Se esses planos derem certo, o centro de
gravidade do setor poderá se deslocar da África Ocidental para o Brasil.
"Acredito que o Brasil vai se tornar uma importante região para o cacau no
mundo", disse Schmidt.
Ele estima que até 500.000 hectares de
fazendas de alto rendimento poderiam ser implantadas no Brasil em dez anos, com
potencial para produzir até 1,6 milhão de toneladas de cacau.
<><> Produção mundial em queda
O Brasil produz atualmente cerca de 200.000
toneladas, enquanto a Costa do Marfim, maior produtor mundial, colhe dez vezes
mais. Gana, o segundo, produz cerca de 700.000 toneladas de grãos.
Atualmente, o setor global de cacau está em
crise. Uma combinação de fatores, como doenças nas plantas, mudanças climáticas
e plantações envelhecidas, levou a três anos consecutivos de queda na
produção..
A crise fez com que os preços do cacau quase
triplicassem em 2024, atingindo um recorde de US$ 12.931 por tonelada métrica
em dezembro. Desde então, o preço caiu para cerca de US$ 8.200, mas continua
bem acima das médias históricas.
<><> Crise como oportunidade
Para Schmidt e outros agricultores no Brasil,
a crise é vista como uma oportunidade.
Sua empresa começou a se preparar para
cultivar cacau em 2019, após concluir que haveria um déficit de fornecimento no
futuro.
A fazenda planejada de 10.000 hectares
superaria de longe as propriedades da África Ocidental, que geralmente não
passam de algumas dezenas de hectares. Há grandes fazendas em outros países
produtores, com áreas superiores a 1.000 hectares, mas ainda muito menores do
que o projeto de Schmidt.
O plano é aplicar técnicas de agricultura em
larga escala à fazenda de cacau totalmente irrigada, como se fosse um campo de
soja ou milho.
As árvores da fazenda, no município de
Riachão das Neves, no oeste da Bahia, serão agrupadas. O espaçamento será
mínimo, apenas o suficiente para permitir irrigação mecanizada e aplicação de
fertilizantes e pesticidas.
Schmidt está plantando 1.600 árvores por
hectare nas novas áreas, em comparação com apenas 300 árvores em fazendas
convencionais. A concentração deve garantir produtividade muito superior.

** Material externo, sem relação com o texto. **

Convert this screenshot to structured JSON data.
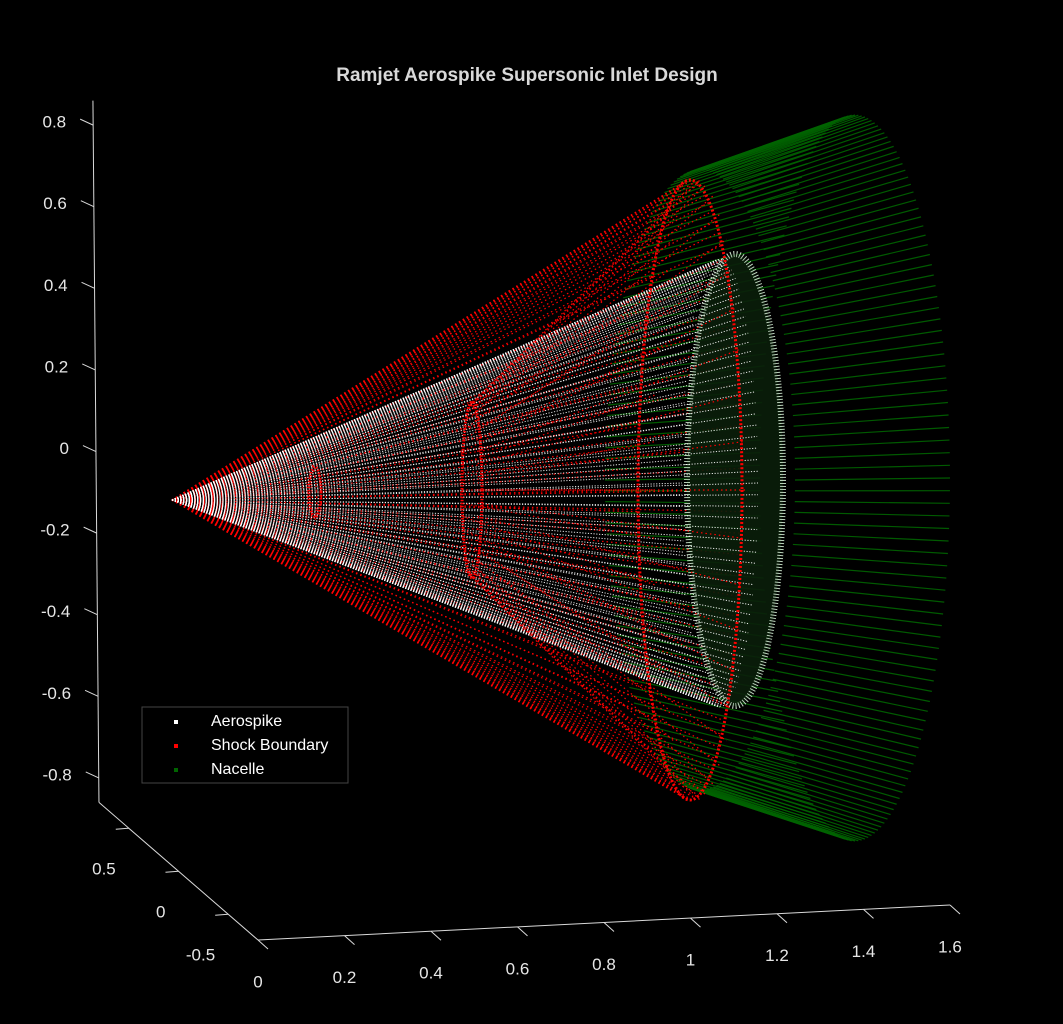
{
  "chart_data": {
    "type": "scatter3d",
    "title": "Ramjet Aerospike Supersonic Inlet Design",
    "series": [
      {
        "name": "Aerospike",
        "color": "#ffffff"
      },
      {
        "name": "Shock Boundary",
        "color": "#ff0000"
      },
      {
        "name": "Nacelle",
        "color": "#006400"
      }
    ],
    "xlim": [
      0,
      1.6
    ],
    "xticks": [
      0,
      0.2,
      0.4,
      0.6,
      0.8,
      1,
      1.2,
      1.4,
      1.6
    ],
    "ylim": [
      -0.8,
      0.8
    ],
    "yticks": [
      -0.5,
      0,
      0.5
    ],
    "zlim": [
      -0.86,
      0.86
    ],
    "zticks": [
      -0.8,
      -0.6,
      -0.4,
      -0.2,
      0,
      0.2,
      0.4,
      0.6,
      0.8
    ],
    "legend": "lower left",
    "background": "#000000"
  }
}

"A única coisa que ainda não é
mecanizada é a colheita de frutas das árvores", disse o agricultor.
<><> Gigantes de olho
A Schmidt Agrícola cultiva mais de 35.000
hectares de soja, milho e algodão na Bahia. Ela tem acordos preliminares com
produtores de chocolate e comerciantes de cacau, disse Schmidt.
A Cargill, uma das maiores comerciantes de
commodities do mundo, já é parceira na fase inicial, que envolve os 400
hectares, e negocia expandir a parceria.
Schmidt disse que grandes comerciantes de
cacau ou empresas de chocolate negociam com ele e outros agricultores no Brasil
em busca de parcerias, que envolveriam investimentos no desenvolvimento dos
projetos em troca de fornecimento garantido.

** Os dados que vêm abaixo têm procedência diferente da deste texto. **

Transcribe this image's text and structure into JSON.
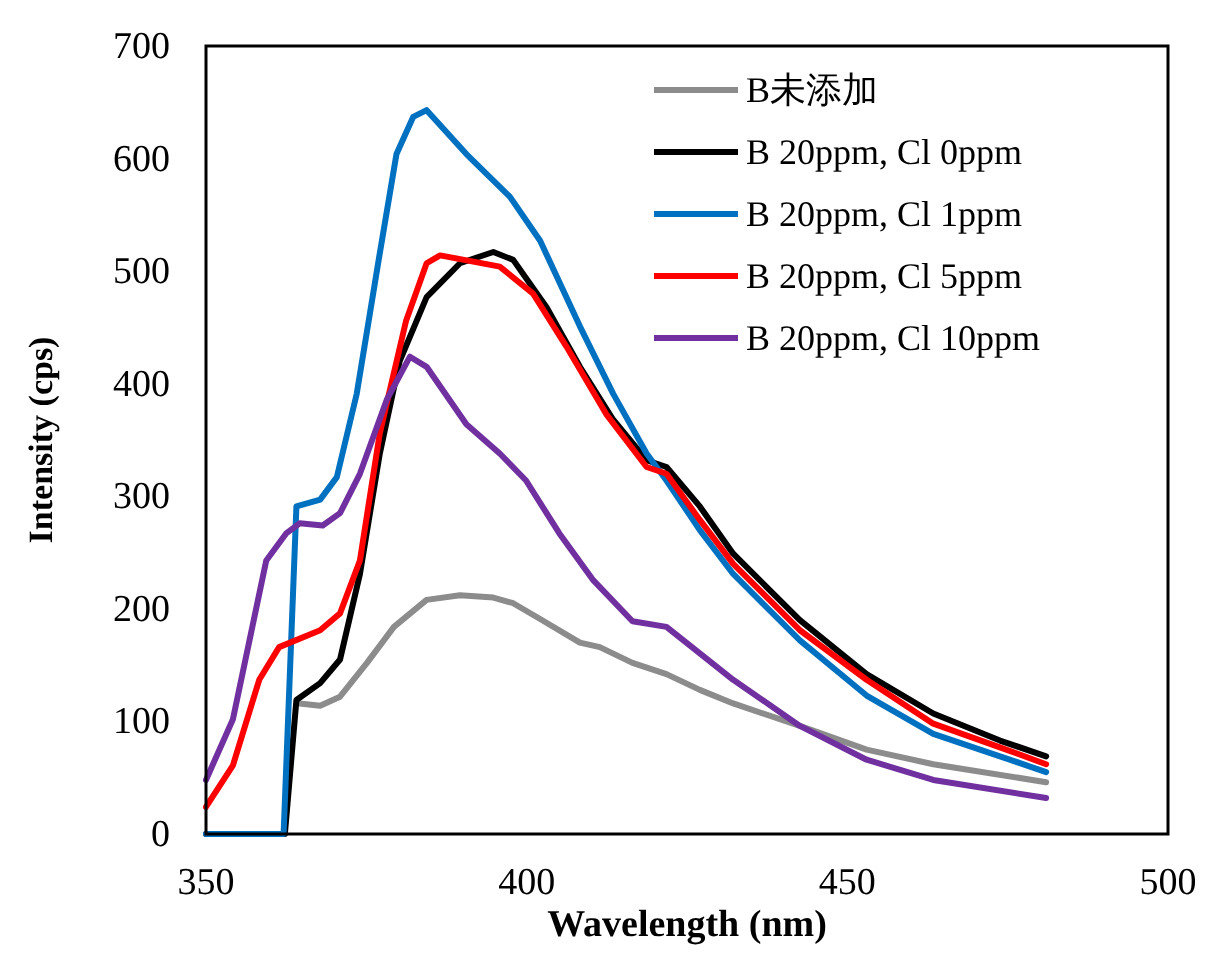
{
  "chart_data": {
    "type": "line",
    "xlabel": "Wavelength (nm)",
    "ylabel": "Intensity (cps)",
    "xlim": [
      350,
      500
    ],
    "ylim": [
      0,
      700
    ],
    "xticks": [
      350,
      400,
      450,
      500
    ],
    "yticks": [
      0,
      100,
      200,
      300,
      400,
      500,
      600,
      700
    ],
    "legend": "top right",
    "series": [
      {
        "name": "B未添加",
        "color": "#8c8c8c",
        "x": [
          364.6,
          367.8,
          370.9,
          375.1,
          379.3,
          384.4,
          389.6,
          394.8,
          397.9,
          402.1,
          408.3,
          411.4,
          416.5,
          421.8,
          427,
          432.2,
          442.6,
          453,
          463.4,
          481
        ],
        "values": [
          116,
          114,
          122,
          152,
          184,
          208,
          212,
          210,
          205,
          191,
          170,
          166,
          152,
          142,
          128,
          116,
          96,
          75,
          62,
          46
        ]
      },
      {
        "name": "B 20ppm, Cl 0ppm",
        "color": "#000000",
        "x": [
          350,
          362.3,
          364.1,
          367.8,
          370.9,
          374,
          377.1,
          380.2,
          384.4,
          389.6,
          394.8,
          397.9,
          403.1,
          408.3,
          413.5,
          418.7,
          421.8,
          427,
          432.2,
          442.6,
          453,
          463.4,
          473.8,
          481
        ],
        "values": [
          0,
          0,
          119,
          134,
          155,
          231,
          338,
          420,
          477,
          507,
          517,
          510,
          468,
          415,
          368,
          332,
          326,
          291,
          249,
          190,
          142,
          107,
          83,
          69
        ]
      },
      {
        "name": "B 20ppm, Cl 1ppm",
        "color": "#0070c0",
        "x": [
          350,
          362.1,
          364.1,
          367.8,
          370.4,
          373.5,
          377.1,
          379.7,
          382.3,
          384.4,
          390.6,
          397.4,
          402.1,
          408.3,
          413.5,
          418.7,
          421.8,
          427,
          432.2,
          442.6,
          453,
          463.4,
          473.8,
          481
        ],
        "values": [
          0,
          0,
          291,
          297,
          317,
          391,
          516,
          604,
          637,
          643,
          604,
          566,
          527,
          451,
          391,
          338,
          314,
          270,
          231,
          172,
          123,
          89,
          69,
          55
        ]
      },
      {
        "name": "B 20ppm, Cl 5ppm",
        "color": "#ff0000",
        "x": [
          350,
          354.2,
          358.3,
          361.4,
          367.8,
          370.9,
          374,
          377.1,
          381.2,
          384.4,
          386.5,
          395.8,
          401,
          406.2,
          412.4,
          418.7,
          421.8,
          427,
          432.2,
          442.6,
          453,
          463.4,
          473.8,
          481
        ],
        "values": [
          24,
          61,
          137,
          166,
          181,
          196,
          243,
          356,
          456,
          507,
          514,
          504,
          480,
          433,
          373,
          326,
          320,
          279,
          240,
          181,
          137,
          98,
          77,
          62
        ]
      },
      {
        "name": "B 20ppm, Cl 10ppm",
        "color": "#7030a0",
        "x": [
          350,
          354.2,
          359.4,
          362.5,
          364.6,
          368.2,
          370.9,
          374,
          378.2,
          381.8,
          384.4,
          390.6,
          395.8,
          399.9,
          405.1,
          410.3,
          416.5,
          421.8,
          432.2,
          442.6,
          453,
          463.4,
          481
        ],
        "values": [
          48,
          102,
          243,
          267,
          276,
          274,
          285,
          320,
          386,
          424,
          415,
          364,
          338,
          314,
          267,
          226,
          189,
          184,
          137,
          96,
          66,
          48,
          32
        ]
      }
    ]
  }
}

Ele não revelou as empresas, citando
cláusulas de confidencialidade.
Segundo duas fontes ouvidas pela Reuters, a
Barry Callebaut, maior fornecedora global de cacau e chocolate, negocia uma
parceria com a Fazenda Santa Colomba. O objetivo é implantar uma área de cultivo
de 5.000 a 7.000 hectares em Cocos, no oeste da Bahia.
A Barry Callebaut disse ter assinado uma
parceria com agricultores do Brasil para desenvolver uma fazenda de cacau de
5.000 hectares na Bahia, mas não citou o nome do grupo. A Santa Colomba não
comentou.
A Mars, produtora americana das barras
Snickers e M&Ms, desenvolveu um campo de testes de cacau não muito longe da
fazenda de Schmidt em Riachão das Neves.
Segundo a empresa, o local integra sua
estratégia de enfrentamento às mudanças climáticas e à redução da produtividade
global do cacau.
"A Bahia é atraente devido à topografia
plana, solos férteis, disponibilidade confiável de água e infraestrutura
agronômica estabelecida", disse Luciel Fernandes, gerente do Centro de
Ciência do Cacau da Mars no Brasil.
Produtividade maior
Nas novas fazendas de Schmidt, os cacaueiros
são cultivados a céu aberto, com muita luz solar. Isso contrasta com as
plantações tradicionais, onde os cacaueiros crescem sob sombra parcial, ao lado
de outras árvores.
A equipe de Schmidt produziu novas variedades
de cacau por meio da chamada seleção positiva, projeto que multiplica as mudas
a partir de material retirado das plantas que produziram a maior carga de
frutos em campos de teste.
As árvores de alto rendimento plantadas estão
produzindo cerca de 3.000 kg por hectare (kg/ha), ou dez vezes a produtividade
média das áreas tradicionais de cacau no Brasil.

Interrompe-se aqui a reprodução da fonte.